Clear out the UART 1 Output window (Ctrl + L).
Close the Project.
Conclusions
While this code doesn’t perform any particularly useful tasks, it does illustrate the functionality of the pointer mechanism in C. The main idea was for you to understand what syntax to use in which situations. Hopefully, this simple example made it easy to see what specifically is going on with all the ways you can work with pointers and variable addresses. From this you should have learned that everything, including pointers themselves have an address, and that a pointer of a particular type can point to anything of that same type, whether it be an individual variable or an array.
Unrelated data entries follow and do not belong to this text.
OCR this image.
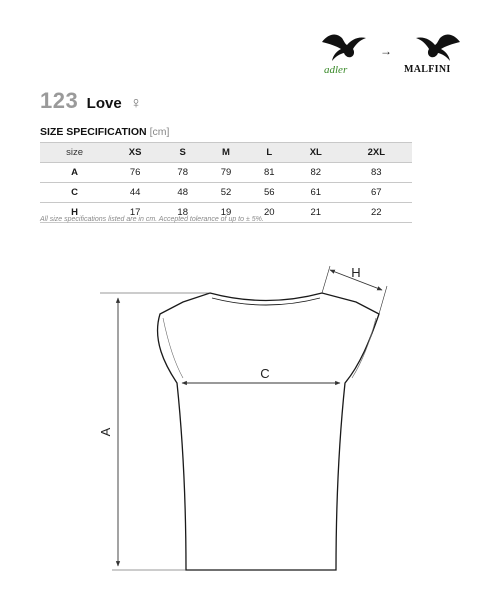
adler
→
MALFINI
123 Love ♀
SIZE SPECIFICATION [cm]
size	XS	S	M	L	XL	2XL
A	76	78	79	81	82	83
C	44	48	52	56	61	67
H	17	18	19	20	21	22
All size specifications listed are in cm. Accepted tolerance of up to ± 5%.
A
C
H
Similarly, you should now see that pointers and arrays are very closely related, but that pointers are much more flexible, though they have a more complicated syntax. It should also be noted that pointers are one of the more difficult concepts to grasp in C, and that as a result, most programming errors are due to inappropriate use of pointers. So, the better you understand this section, the better C programmer you will be.